Honda City Sport 2026 custa R$ 154.800 e encara SUVs, mas não entrega esportividade
Pontos Principais:
- Preço de R$ 154.800 coloca o City Sport 2026 na faixa de SUVs compactos e rivais mais potentes.
- Motor 1.5 aspirado de 126 cv e câmbio CVT priorizam conforto e economia, não desempenho esportivo.
- Consumo de até 15 km/l e pacote Honda Sensing completo reforçam apelo racional e tecnológico.
- Visual escurecido e nome Sport não se refletem em acerto de suspensão, direção ou freios.

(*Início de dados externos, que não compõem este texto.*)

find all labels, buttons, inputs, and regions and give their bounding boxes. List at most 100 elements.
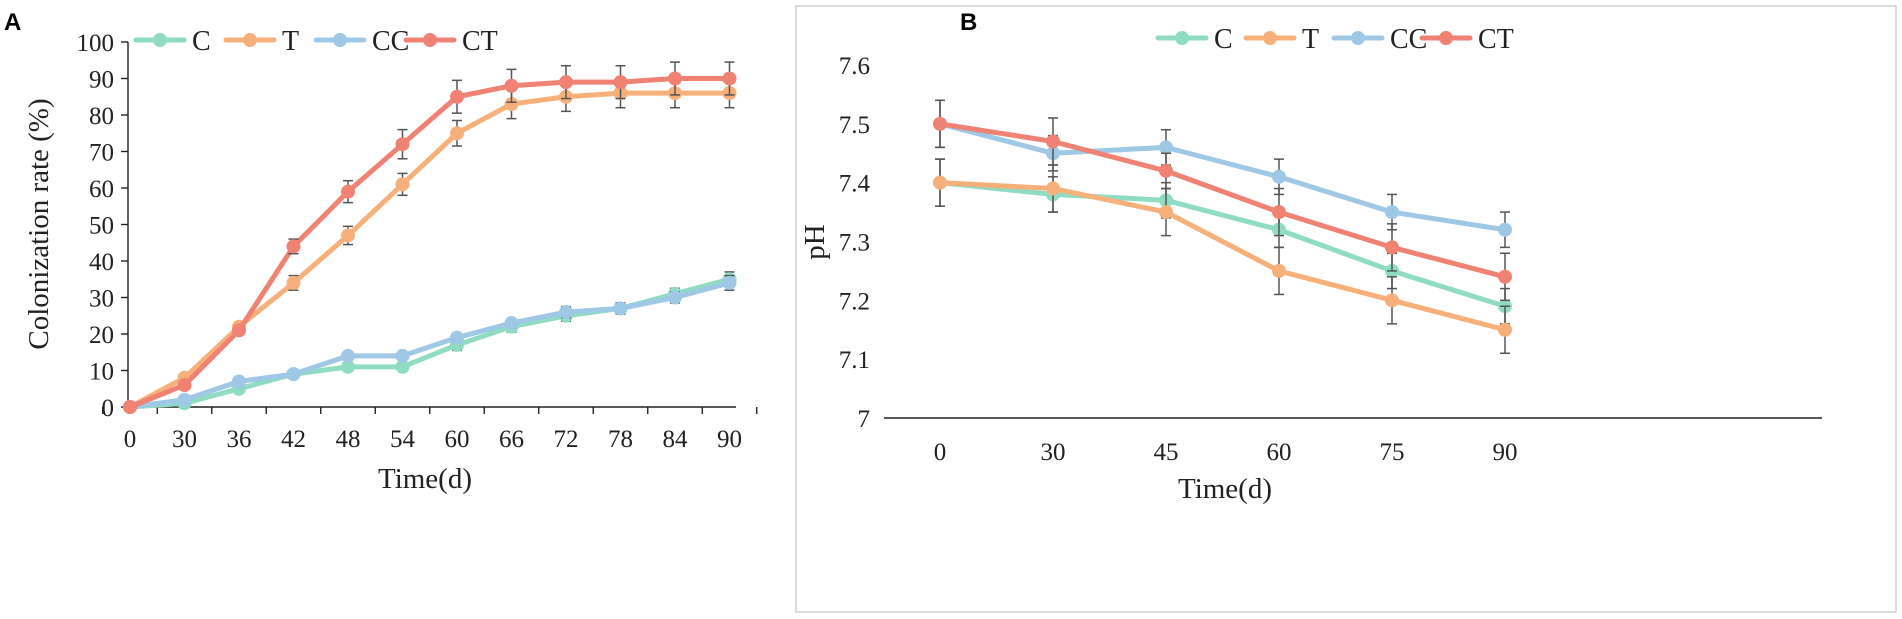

O novo Honda City Sport 2026 chega ao Brasil por R$ 154.800 como o hatch compacto mais caro do país, oferecendo alto nível de equipamentos e consumo baixo, mas sem esportividade condizente com o nome.
Depois de mais de uma década fora de cena, o City volta ao formato hatch em uma configuração que aposta no conforto e na eficiência, mas flerta perigosamente com o território dos SUVs compactos. Na prática, ele ocupa um espaço curioso: é refinado, silencioso, tecnológico e extremamente econômico, mas custa o mesmo que modelos mais altos, mais potentes e, para muitos consumidores, mais desejáveis.
O conjunto mecânico é o conhecido 1.5 aspirado de 126 cv com câmbio CVT, focado em suavidade e baixo consumo. Segundo o Inmetro, o modelo registra 13,2 km/l na cidade e 15 km/l na estrada, números que o colocam entre os mais eficientes do segmento. Em uso urbano, é comum superar essas médias com condução tranquila.
Conforto e tecnologia são o verdadeiro destaque

No dia a dia, o City Sport se mostra um carro civilizado. A suspensão filtra bem irregularidades, os bancos oferecem bom apoio e a posição de dirigir agrada. O pacote Honda Sensing vem de série, com ACC, frenagem autônoma, assistente de faixa e farol alto automático, um dos sistemas mais suaves e confiáveis do mercado.
A linha 2026 trouxe ainda freio de estacionamento eletrônico, carregador por indução, freios a disco nas quatro rodas, painel parcialmente digital e acabamento caprichado, com bancos de couro e iluminação em LED.
Espaço interno de carro maior

Com 4,34 m de comprimento e 2,60 m de entre-eixos, o City é maior que muitos SUVs compactos. O banco traseiro oferece ótimo espaço para pernas e o sistema Magic Seat permite levantar os assentos e transportar objetos altos, algo raro no segmento.
O porta-malas, porém, tem apenas 268 litros, número modesto frente a rivais e um dos poucos pontos fracos funcionais.
Onde o nome “Sport” não se sustenta
Visualmente, a versão traz teto, rodas e retrovisores escurecidos, mas a mecânica é idêntica à do City Touring. Não há acerto de suspensão, direção ou freios diferenciado. O motor aspirado entrega suavidade, mas falta aquela resposta imediata que se espera de algo com sobrenome esportivo.
Em retomadas e ultrapassagens, o câmbio CVT prioriza conforto e economia, o que deixa a condução previsível e pouco envolvente. Para quem busca emoção, um Fiat Pulse Abarth com 185 cv custa pouco mais e oferece outra experiência.
Preço coloca o City contra SUVs

Na faixa dos R$ 155 mil, o hatch passa a disputar espaço com modelos como Chevrolet Tracker, Jeep Renegade e até com o próprio Honda WR-V topo de linha, que custa menos. A escolha deixa de ser apenas racional e passa pelo desejo de dirigir um carro mais alto, com imagem de robustez.
| Modelo | Preço (R$) | Motor | Consumo cidade |
|---|---|---|---|
| Honda City Sport 2026 | 154.800 | 1.5 aspirado, 126 cv | 13,2 km/l |
| Jeep Renegade Altitude | 153.990 | 1.3 turbo, 185 cv | 11,0 km/l |
| Chevrolet Tracker LT | 152.990 | 1.0 turbo, 116 cv | 12,1 km/l |
Conclusão
O Honda City Sport 2026 é um hatch extremamente confortável, econômico e seguro, com nível de acabamento acima da média e espaço interno de carro maior. O problema é o nome e o posicionamento.